İSTANBUL - Ernst&Young'ın Global Risk Raporu'na göre, ''Yasal düzenlemeler ve uyum'', ''Kredi temini'', ''Ekonomideki yavaş toparlanma'' en önemli ilk 3 risk olarak yerini korurken, ''Toplumsal kabul riski ve kurumsal sosyal sorumluluk'' listede ilk kez yer aldı. Raporda göre, Türkiye gibi gelişmekte olan piyasalara doğru ve uygun iş modelleri kurarak şekilde yatırım yapmanın önemine vurgu yapılıyor.
Ernst&Young'ın, global krizin ardından oluşan yeni koşullar ve iş modellerinin getirdiği zorluklar dolayısıyla şirketlerin gündeminde üst sıralarda yer alan riskleri ele aldığı ve bu yıl üçüncüsü hazırlanan ''Global Risk Raporu'' yayımlandı.
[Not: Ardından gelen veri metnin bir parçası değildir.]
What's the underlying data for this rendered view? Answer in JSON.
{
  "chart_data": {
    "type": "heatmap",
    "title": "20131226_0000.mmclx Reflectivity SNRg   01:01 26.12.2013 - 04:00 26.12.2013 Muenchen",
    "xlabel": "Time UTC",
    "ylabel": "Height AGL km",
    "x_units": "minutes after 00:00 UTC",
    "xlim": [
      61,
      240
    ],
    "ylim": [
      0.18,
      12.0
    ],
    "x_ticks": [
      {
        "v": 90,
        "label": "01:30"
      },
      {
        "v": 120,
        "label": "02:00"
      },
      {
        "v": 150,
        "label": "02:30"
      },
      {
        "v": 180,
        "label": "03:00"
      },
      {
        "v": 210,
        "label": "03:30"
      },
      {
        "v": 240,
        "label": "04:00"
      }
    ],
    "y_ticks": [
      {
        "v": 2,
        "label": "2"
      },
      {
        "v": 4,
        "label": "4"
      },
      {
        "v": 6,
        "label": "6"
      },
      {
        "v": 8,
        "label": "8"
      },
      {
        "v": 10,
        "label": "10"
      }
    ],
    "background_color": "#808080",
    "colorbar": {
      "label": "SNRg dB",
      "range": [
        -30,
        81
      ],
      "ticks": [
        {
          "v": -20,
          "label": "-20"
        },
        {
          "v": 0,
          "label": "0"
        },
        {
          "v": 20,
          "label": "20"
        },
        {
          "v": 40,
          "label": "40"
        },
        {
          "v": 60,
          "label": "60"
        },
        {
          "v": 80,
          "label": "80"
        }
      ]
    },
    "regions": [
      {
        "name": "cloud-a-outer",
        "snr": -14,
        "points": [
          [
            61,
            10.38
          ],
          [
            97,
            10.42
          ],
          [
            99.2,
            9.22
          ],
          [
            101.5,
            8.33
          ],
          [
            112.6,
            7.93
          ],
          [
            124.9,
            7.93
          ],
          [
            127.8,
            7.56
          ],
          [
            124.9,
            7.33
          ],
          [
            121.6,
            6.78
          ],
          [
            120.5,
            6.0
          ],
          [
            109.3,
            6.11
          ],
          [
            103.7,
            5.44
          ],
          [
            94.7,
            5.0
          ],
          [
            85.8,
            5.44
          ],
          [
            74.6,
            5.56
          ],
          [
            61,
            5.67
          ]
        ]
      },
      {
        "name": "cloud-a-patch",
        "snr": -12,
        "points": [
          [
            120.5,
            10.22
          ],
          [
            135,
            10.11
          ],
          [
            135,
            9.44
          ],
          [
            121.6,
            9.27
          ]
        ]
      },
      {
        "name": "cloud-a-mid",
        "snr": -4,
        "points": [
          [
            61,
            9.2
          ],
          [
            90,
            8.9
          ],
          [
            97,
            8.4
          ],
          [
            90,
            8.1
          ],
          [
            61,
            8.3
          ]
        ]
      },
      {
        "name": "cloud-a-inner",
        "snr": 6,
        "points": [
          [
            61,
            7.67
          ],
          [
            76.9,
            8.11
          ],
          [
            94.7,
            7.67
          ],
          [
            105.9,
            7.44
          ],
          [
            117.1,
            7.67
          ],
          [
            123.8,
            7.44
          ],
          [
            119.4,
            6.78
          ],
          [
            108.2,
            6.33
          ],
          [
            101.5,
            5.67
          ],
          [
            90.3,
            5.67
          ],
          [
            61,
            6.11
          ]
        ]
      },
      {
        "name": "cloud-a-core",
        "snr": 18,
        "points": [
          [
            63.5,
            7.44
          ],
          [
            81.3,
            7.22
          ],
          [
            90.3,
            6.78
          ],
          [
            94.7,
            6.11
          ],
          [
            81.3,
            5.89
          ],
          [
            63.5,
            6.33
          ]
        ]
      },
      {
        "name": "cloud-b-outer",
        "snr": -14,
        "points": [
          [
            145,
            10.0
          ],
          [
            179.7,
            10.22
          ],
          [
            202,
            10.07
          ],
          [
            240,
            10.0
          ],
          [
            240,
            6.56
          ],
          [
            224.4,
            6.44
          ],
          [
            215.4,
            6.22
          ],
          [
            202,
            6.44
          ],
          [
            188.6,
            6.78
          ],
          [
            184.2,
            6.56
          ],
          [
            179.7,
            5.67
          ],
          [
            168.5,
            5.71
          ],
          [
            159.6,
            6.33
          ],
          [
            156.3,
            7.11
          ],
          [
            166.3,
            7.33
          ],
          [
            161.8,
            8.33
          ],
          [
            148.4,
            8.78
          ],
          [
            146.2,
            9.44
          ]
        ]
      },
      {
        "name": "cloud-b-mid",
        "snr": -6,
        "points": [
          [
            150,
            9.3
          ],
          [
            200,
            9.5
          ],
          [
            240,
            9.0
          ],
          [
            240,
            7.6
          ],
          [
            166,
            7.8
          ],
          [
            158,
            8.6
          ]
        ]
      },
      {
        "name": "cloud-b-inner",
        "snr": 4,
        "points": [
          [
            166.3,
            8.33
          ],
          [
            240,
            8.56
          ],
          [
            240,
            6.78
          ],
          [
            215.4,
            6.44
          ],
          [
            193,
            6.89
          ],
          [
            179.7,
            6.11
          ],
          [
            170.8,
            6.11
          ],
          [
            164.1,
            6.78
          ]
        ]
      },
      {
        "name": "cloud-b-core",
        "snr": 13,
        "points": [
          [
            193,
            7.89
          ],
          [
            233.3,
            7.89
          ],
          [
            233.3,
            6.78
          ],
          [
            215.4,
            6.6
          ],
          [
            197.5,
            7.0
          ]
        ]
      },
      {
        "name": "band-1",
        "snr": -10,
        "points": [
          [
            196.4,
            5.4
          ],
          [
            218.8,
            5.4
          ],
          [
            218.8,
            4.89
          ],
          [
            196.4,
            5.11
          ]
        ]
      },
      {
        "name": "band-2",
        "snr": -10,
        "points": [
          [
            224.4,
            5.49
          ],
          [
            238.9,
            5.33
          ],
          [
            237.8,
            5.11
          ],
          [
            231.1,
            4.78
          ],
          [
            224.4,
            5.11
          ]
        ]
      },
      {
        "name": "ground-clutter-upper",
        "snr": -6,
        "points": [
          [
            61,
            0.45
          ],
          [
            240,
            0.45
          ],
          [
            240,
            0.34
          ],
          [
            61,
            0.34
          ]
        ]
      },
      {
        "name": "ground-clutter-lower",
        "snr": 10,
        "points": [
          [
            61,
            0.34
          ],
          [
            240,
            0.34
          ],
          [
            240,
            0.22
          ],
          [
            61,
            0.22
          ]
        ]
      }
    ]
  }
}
Dünya çapında, iş dünyasının 2010 yılı boyunca içinde bulunduğu ortamın her açıdan karşılaşacağı riskleri belirleyen rapor için hem farklı sektör yöneticilerinin hem de akademisyenlerin görüşleri alındı.
Raporda, bu yıl gözden kaçırılmaması ve takip edilmesi gereken başlıca risk konuları; ''Yasal düzenlemeler ve uyum riskleri'', ''Kredi temini'', ''Ekonomideki yavaş toparlanma/çift dipli resesyon'', ''Yetenek yönetimi'', ''Gelişmekte olan piyasalar'', ''Maliyet tasarrufu'', ''Yeni ve farklı rakipler'', ''Radikal çevreci hareket'', ''Toplumsal kabul riski ve kurumsal sosyal sorumluluk'', ''Stratejik işlem ve işbirliklerinin yönetimi'' olarak sıralandı.
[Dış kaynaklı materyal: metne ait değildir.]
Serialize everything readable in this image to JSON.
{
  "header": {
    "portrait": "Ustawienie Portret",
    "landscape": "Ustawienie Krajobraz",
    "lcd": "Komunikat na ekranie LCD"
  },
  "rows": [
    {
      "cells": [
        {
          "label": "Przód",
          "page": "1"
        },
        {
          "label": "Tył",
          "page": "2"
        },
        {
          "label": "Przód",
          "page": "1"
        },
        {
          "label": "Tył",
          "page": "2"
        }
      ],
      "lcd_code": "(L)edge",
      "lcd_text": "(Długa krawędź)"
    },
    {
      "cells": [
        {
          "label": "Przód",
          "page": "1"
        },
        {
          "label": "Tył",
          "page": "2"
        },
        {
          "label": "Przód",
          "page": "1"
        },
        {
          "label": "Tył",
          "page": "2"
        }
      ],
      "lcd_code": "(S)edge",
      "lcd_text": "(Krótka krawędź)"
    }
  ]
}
Bu yılki sıralama, geçen yılın sonuçlarıyla karşılaştırıldığında ''Yasal düzenlemeler ve uyum riskleri'', ''Kredi temini'' ve ''Ekonomideki yavaş toparlanma'' geçen yılki önemini korurken, bu sene dikkati çekici hale gelen riskler, ''Yetenek yönetimi'' ve ''Gelişmekte olan piyasalar'' oldu.
Listeye giren yeni risk
İlk 10'a yeni giriş yapan bir risk başlığı olan ''Toplumsal kabul riski ve kurumsal sosyal sorumluluk'' konusunun, son 10 yılda kazandığı öneme işaret edilen raporda, bu nedenle, söz konusu riskin ilk 10 arasında yer almasının sürpriz olmadığı kaydedildi. Rapora göre, şirket itibarını sarsabilecek tehditlerin varlığını koruduğu ve siyasi tepkilerin yükseldiği günümüz koşullarında toplumun desteğini korumak veya kazanmak için çok titizlikle hareket edilmesi gerektiği ortaya çıkıyor.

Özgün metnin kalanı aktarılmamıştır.